33.
What is at stake now on your part is this,—your eager wishes, or
even, if you like, your reputation and the glory of the aedileship. But on
the side of Cnaeus Plancius, it is his safety, his rights as a Roman and a
citizen which are in peril. You wished me to be safe; he even ensured every
safety by his actions. Yet I am torn asunder and rent in pieces by
grief—I do grieve that in a contest where the stakes are so
unequal, you should be offended by my conduct, but, I declare most solemnly,
I would much rather endanger my own safety on your behalf than abandon the
safety of Cnaeus Plancius to your hostility in this contest.
[80]
In truth, O judges, while I wish to be adorned
with every virtue, yet there is nothing which I can esteem more highly than
the being and appearing grateful.
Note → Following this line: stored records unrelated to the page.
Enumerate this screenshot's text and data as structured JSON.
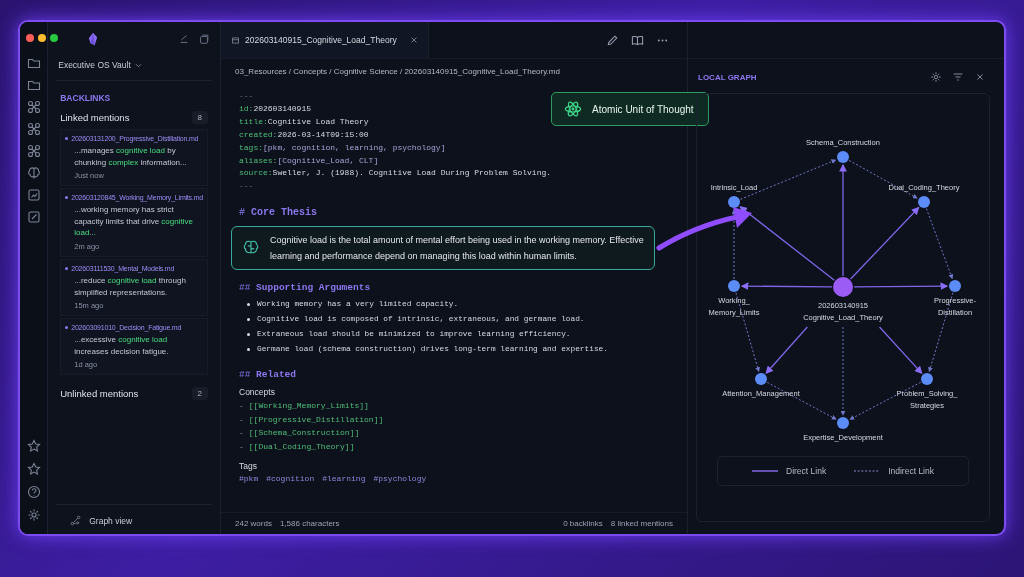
{
  "vault": {
    "name": "Executive OS Vault"
  },
  "backlinks": {
    "title": "BACKLINKS",
    "linked": {
      "label": "Linked mentions",
      "count": "8"
    },
    "items": [
      {
        "file": "202603131200_Progressive_Distillation.md",
        "excerpt": "...manages **cognitive load** by chunking **complex** information...",
        "time": "Just now"
      },
      {
        "file": "202603120845_Working_Memory_Limits.md",
        "excerpt": "...working memory has strict capacity limits that drive **cognitive load...**",
        "time": "2m ago"
      },
      {
        "file": "202603111530_Mental_Models.md",
        "excerpt": "...reduce **cognitive load** through simplified representations.",
        "time": "15m ago"
      },
      {
        "file": "202603091010_Decision_Fatigue.md",
        "excerpt": "...excessive **cognitive load** increases decision fatigue.",
        "time": "1d ago"
      }
    ],
    "unlinked": {
      "label": "Unlinked mentions",
      "count": "2"
    }
  },
  "graph_view": {
    "label": "Graph view"
  },
  "tab": {
    "title": "202603140915_Cognitive_Load_Theory"
  },
  "breadcrumb": "03_Resources / Concepts / Cognitive Science / 202603140915_Cognitive_Load_Theory.md",
  "badge": {
    "label": "Atomic Unit of Thought"
  },
  "frontmatter": {
    "open": "---",
    "close": "---",
    "fields": [
      {
        "key": "id:",
        "value": "202603140915",
        "kind": "text"
      },
      {
        "key": "title:",
        "value": "Cognitive Load Theory",
        "kind": "text"
      },
      {
        "key": "created:",
        "value": "2026-03-14T09:15:00",
        "kind": "text"
      },
      {
        "key": "tags:",
        "value": "[pkm, cognition, learning, psychology]",
        "kind": "list"
      },
      {
        "key": "aliases:",
        "value": "[Cognitive_Load, CLT]",
        "kind": "list"
      },
      {
        "key": "source:",
        "value": "Sweller, J. (1988). Cognitive Load During Problem Solving.",
        "kind": "text"
      }
    ]
  },
  "core": {
    "marker": "#",
    "heading": "Core Thesis",
    "callout": "Cognitive load is the total amount of mental effort being used in the working memory. Effective learning and performance depend on managing this load within human limits."
  },
  "supporting": {
    "marker": "##",
    "heading": "Supporting Arguments",
    "items": [
      "Working memory has a very limited capacity.",
      "Cognitive load is composed of intrinsic, extraneous, and germane load.",
      "Extraneous load should be minimized to improve learning efficiency.",
      "Germane load (schema construction) drives long-term learning and expertise."
    ]
  },
  "related": {
    "marker": "##",
    "heading": "Related",
    "concepts_label": "Concepts",
    "dash": "-",
    "concepts": [
      "[[Working_Memory_Limits]]",
      "[[Progressive_Distillation]]",
      "[[Schema_Construction]]",
      "[[Dual_Coding_Theory]]"
    ],
    "tags_label": "Tags",
    "tags": [
      "#pkm",
      "#cognition",
      "#learning",
      "#psychology"
    ]
  },
  "status_bar": {
    "words": "242 words",
    "characters": "1,586 characters",
    "backlinks": "0 backlinks",
    "mentions": "8 linked mentions"
  },
  "graph": {
    "title": "LOCAL GRAPH",
    "nodes": [
      {
        "lines": [
          "Schema_Construction"
        ],
        "kind": "note"
      },
      {
        "lines": [
          "Intrinsic_Load"
        ],
        "kind": "note"
      },
      {
        "lines": [
          "Dual_Coding_Theory"
        ],
        "kind": "note"
      },
      {
        "lines": [
          "Working_",
          "Memory_Limits"
        ],
        "kind": "note"
      },
      {
        "lines": [
          "202603140915",
          "Cognitive_Load_Theory"
        ],
        "kind": "center"
      },
      {
        "lines": [
          "Progressive-",
          "Distillation"
        ],
        "kind": "note"
      },
      {
        "lines": [
          "Attention_Management"
        ],
        "kind": "note"
      },
      {
        "lines": [
          "Problem_Solving_",
          "Strategies"
        ],
        "kind": "note"
      },
      {
        "lines": [
          "Expertise_Development"
        ],
        "kind": "note"
      }
    ],
    "edges": [
      {
        "kind": "direct"
      },
      {
        "kind": "direct"
      },
      {
        "kind": "direct"
      },
      {
        "kind": "direct"
      },
      {
        "kind": "direct"
      },
      {
        "kind": "direct"
      },
      {
        "kind": "direct"
      },
      {
        "kind": "indirect"
      },
      {
        "kind": "indirect"
      },
      {
        "kind": "indirect"
      },
      {
        "kind": "indirect"
      },
      {
        "kind": "indirect"
      },
      {
        "kind": "indirect"
      },
      {
        "kind": "indirect"
      },
      {
        "kind": "indirect"
      },
      {
        "kind": "indirect"
      }
    ],
    "legend": [
      {
        "kind": "direct",
        "label": "Direct Link"
      },
      {
        "kind": "indirect",
        "label": "Indirect Link"
      }
    ]
  }
}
For this one virtue is not only the
greatest, but is also the parent of all the other virtues. What is filial
affection, but a grateful inclination towards one's parents?—who
are good citizens, who are they who deserve well of their country both in
war and at home but they who recollect the kindness which they have received
from their country?—who are pious men who are men attentive to
religious obligations, but they who with proper honours and with a grateful
memory acquit themselves to the immortal gods of the gratitude which they
owe to them?—what pleasure can there be in life, if friendships be
taken away?—and, moreover, what friendship can exist between
ungrateful people?—
[81]
Who of us has
been liberally educated, by whom his bringers up, and his teachers, and his
governors, and even the very mute place itself in which he has
been brought up and taught, are not preserved in his mind with a grateful
recollection?—who ever can have, or who ever had such resources in
himself as to be able to stand without many acts of kindness on the part of
many friends?—and yet no such acts can possibly exist, if you take
away memory and gratitude. I, in truth, think nothing so much the peculiar
property of man, as the quality of being bound, not only by a kindness
received, but by even the intimation of good-will towards one; and I think
nothing so inconsistent with one's idea of a man—nothing so
barbarous or so brutal—as to appear, I will not say unworthy of,
but surpassed by kindness.
[82]
And as this is the case, I will succumb, O
Laterensis, to your accusation; and in that very particular in which there
cannot by any possibility be any excess,—namely, in gratitude, I
will confess that I have gone to excess, since you insist upon it that it is
so. And I will entreat you, O judges, to bind that man to you by a kindness,
in whom the only fault that those who blame him find with him is that they
accuse him of being immoderately grateful. And that ought not to prevail
with you so as to make you think lightly of my gratitude, when he said that
you were neither guilty men nor litigious men, so that there was the less
reason for your allowing me any great influence over you: as if in my
intercourse with my friends I did not always prefer that these abilities of
mine (if indeed I have any abilities) should be at the service of my
friends, rather than they should become necessary to them. In truth, I do
venture to say this of myself, that my friendship has been a pleasure to
more men than those to whom it has been a protection; and I should greatly
repent of my past life; if there was no room in my friendship for any one
who was not either a litigious person or a guilty one.